Prévention en entreprise : comment limiter le risque
L'employeur a une obligation de sécurité envers ses salariés. Plusieurs leviers permettent de réduire l'exposition aux gestes à risque pour l'épaule.
- Adapter les postes de travail : hauteur des plans, outils allégés, supports pour bras.
- Alterner les tâches pour limiter la répétition prolongée des mêmes gestes.
- Former les salariés aux bons gestes et postures via les services de santé au travail.
- Réaliser un suivi médical régulier pour détecter les premiers symptômes.
- Consulter le CSE et le document unique d'évaluation des risques (DUERP) pour prioriser les actions.
L'INRS publie des recommandations détaillées par secteur d'activité. Elles constituent une base solide pour construire un plan de prévention adapté à votre entreprise.
FAQ
La tendinopathie calcifiante du supra-épineux est-elle automatiquement reconnue comme maladie professionnelle ? Non. Le tableau 57 vise les formes non calcifiantes. Une forme calcifiante nécessite souvent une procédure hors tableau devant le CRRMP.

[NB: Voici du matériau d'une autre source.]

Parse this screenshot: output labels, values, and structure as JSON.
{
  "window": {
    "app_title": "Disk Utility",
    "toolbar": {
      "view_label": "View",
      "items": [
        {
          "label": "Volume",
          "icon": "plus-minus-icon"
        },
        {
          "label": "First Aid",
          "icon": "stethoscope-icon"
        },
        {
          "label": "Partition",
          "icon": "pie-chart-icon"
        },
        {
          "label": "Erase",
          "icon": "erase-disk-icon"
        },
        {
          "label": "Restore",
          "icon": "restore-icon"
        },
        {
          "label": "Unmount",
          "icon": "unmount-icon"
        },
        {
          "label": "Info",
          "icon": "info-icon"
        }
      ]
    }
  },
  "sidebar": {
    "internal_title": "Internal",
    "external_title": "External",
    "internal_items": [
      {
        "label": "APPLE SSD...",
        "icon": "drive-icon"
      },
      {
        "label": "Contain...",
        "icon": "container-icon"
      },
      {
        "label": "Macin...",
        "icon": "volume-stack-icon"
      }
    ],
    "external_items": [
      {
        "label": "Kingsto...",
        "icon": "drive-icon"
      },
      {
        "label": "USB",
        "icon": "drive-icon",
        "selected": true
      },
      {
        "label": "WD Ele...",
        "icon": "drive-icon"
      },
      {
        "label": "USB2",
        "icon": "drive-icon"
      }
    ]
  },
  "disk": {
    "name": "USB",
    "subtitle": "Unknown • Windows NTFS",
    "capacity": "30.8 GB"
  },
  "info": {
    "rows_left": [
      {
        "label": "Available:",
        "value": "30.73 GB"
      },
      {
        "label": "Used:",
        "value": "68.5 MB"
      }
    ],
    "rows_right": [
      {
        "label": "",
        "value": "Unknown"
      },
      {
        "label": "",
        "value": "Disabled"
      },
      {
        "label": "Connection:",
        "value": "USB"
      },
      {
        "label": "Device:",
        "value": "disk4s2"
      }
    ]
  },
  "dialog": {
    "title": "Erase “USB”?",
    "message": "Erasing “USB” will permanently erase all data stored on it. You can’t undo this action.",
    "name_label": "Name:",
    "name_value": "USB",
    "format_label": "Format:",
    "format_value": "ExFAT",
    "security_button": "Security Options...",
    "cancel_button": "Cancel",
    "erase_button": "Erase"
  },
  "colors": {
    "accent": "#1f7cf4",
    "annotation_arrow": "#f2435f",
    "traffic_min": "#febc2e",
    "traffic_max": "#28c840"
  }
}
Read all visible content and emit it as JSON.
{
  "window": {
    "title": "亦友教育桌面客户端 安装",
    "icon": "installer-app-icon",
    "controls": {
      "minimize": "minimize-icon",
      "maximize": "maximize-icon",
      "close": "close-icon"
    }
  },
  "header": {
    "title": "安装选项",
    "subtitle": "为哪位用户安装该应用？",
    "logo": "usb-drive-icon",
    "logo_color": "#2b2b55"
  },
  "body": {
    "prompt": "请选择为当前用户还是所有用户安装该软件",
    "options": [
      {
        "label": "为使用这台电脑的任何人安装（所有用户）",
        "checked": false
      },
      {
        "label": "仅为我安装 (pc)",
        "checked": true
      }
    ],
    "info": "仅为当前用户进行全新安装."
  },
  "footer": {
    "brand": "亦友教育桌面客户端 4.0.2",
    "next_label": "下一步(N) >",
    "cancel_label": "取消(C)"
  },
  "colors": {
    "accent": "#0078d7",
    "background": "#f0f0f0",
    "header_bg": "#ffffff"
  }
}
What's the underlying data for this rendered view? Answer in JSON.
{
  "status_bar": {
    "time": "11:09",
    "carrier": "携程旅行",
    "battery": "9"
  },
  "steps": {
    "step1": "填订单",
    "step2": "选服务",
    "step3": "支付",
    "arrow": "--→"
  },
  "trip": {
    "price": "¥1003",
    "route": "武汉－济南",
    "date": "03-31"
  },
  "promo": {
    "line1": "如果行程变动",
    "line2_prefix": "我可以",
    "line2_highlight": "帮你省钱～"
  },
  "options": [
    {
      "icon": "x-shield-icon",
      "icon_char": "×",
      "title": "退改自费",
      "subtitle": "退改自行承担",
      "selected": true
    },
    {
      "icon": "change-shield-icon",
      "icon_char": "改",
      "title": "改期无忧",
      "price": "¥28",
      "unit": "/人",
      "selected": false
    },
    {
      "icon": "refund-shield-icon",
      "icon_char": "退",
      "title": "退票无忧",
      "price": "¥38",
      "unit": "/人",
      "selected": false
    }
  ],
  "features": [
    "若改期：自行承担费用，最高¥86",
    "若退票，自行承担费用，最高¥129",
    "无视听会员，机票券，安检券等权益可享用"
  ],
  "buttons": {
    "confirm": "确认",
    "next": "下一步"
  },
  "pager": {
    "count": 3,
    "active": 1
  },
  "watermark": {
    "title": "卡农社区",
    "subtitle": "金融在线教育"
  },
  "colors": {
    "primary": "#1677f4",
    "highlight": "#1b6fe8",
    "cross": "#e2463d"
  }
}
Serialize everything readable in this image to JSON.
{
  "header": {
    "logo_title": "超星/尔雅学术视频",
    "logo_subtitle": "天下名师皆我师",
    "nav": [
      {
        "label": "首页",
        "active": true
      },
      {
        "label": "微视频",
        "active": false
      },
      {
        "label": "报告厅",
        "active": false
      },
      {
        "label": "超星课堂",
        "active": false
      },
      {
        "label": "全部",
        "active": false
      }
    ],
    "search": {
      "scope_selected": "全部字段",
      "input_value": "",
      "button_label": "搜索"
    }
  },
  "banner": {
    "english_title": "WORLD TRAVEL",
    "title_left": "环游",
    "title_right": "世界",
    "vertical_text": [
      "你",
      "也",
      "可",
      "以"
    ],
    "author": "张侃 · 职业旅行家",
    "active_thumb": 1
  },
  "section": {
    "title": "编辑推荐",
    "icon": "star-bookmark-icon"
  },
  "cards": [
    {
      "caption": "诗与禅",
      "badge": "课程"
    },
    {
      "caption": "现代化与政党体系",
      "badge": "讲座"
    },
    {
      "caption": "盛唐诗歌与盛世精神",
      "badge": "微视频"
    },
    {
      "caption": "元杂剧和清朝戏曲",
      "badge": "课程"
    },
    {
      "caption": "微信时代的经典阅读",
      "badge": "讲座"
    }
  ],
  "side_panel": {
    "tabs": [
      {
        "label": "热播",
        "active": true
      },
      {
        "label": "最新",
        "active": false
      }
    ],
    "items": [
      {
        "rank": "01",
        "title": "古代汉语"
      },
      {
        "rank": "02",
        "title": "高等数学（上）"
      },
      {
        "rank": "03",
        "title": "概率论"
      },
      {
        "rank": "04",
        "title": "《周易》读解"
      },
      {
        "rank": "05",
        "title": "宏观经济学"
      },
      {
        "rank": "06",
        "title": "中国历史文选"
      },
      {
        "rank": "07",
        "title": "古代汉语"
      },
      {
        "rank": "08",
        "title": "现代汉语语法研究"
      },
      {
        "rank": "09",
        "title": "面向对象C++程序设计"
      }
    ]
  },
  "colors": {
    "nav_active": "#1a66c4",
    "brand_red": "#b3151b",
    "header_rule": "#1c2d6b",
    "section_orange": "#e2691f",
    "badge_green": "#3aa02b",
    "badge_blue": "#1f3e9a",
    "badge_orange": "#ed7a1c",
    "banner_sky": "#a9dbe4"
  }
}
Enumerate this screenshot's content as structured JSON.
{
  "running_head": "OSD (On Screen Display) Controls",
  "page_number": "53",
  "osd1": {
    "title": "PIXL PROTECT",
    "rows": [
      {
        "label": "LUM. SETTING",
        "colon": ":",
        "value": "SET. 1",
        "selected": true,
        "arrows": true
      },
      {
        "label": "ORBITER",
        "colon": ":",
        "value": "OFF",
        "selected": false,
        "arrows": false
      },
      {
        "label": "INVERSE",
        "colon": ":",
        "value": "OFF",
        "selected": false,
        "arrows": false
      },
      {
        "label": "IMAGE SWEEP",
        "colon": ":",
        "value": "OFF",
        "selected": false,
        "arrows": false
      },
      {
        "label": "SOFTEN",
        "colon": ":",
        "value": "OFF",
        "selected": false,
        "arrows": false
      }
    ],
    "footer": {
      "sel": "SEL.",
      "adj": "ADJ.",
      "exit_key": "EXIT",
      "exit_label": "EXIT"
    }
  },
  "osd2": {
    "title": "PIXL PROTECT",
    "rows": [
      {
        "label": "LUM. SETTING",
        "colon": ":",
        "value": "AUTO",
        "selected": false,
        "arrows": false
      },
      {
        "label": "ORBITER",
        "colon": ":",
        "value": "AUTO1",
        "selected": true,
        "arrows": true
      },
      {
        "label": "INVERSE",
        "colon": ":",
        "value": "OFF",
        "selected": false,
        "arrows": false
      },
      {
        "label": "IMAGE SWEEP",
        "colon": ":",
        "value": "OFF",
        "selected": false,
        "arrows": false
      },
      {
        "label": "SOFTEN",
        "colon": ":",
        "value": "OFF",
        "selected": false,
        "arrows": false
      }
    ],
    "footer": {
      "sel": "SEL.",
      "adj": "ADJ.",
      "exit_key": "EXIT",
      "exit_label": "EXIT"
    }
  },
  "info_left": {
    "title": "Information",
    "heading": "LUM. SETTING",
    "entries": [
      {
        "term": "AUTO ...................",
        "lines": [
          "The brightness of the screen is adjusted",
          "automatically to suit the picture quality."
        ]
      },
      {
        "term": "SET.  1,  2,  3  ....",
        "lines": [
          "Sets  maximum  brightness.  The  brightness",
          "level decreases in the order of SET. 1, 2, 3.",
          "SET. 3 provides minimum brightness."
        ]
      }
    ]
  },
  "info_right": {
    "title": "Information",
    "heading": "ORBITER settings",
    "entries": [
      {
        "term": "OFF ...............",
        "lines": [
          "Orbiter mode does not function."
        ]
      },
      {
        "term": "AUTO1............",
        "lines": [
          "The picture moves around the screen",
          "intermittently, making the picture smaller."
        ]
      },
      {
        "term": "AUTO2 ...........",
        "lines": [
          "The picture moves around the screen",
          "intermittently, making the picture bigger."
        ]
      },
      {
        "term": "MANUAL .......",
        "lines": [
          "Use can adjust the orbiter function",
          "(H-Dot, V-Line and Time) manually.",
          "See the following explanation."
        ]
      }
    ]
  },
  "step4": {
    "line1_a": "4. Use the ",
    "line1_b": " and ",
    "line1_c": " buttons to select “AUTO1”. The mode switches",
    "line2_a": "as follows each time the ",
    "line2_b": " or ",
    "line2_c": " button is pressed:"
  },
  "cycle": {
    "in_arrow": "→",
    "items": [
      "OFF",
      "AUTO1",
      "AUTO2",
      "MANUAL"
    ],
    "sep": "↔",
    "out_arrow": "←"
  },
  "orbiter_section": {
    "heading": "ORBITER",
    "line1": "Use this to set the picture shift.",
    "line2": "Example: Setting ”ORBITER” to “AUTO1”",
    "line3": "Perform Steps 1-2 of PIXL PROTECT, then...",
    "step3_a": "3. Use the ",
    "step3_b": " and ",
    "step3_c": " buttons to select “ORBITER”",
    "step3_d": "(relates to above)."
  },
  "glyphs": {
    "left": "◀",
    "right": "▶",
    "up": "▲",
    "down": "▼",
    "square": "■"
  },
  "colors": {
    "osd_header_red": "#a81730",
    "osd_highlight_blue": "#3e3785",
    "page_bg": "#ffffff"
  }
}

Quel délai pour déclarer une maladie professionnelle de l'épaule ? Vous disposez de 2 ans à compter de la date du certificat médical initial ou de la cessation de l'exposition pour effectuer votre déclaration.
Que faire en cas de refus de la CPAM ? Vous pouvez contester la décision devant la commission de recours amiable, puis devant le pôle social du tribunal judiciaire si nécessaire.
Une rupture de la coiffe des rotateurs change-t-elle la donne ? Oui. Si la calcification s'accompagne d'une rupture partielle ou transfixiante avérée, cette lésion figure explicitement au tableau 57 et facilite la reconnaissance.
Puis-je être accompagné dans mes démarches ? Oui. Un avocat spécialisé en droit de la sécurité sociale, une association de victimes ou votre syndicat peuvent vous aider à constituer un dossier solide.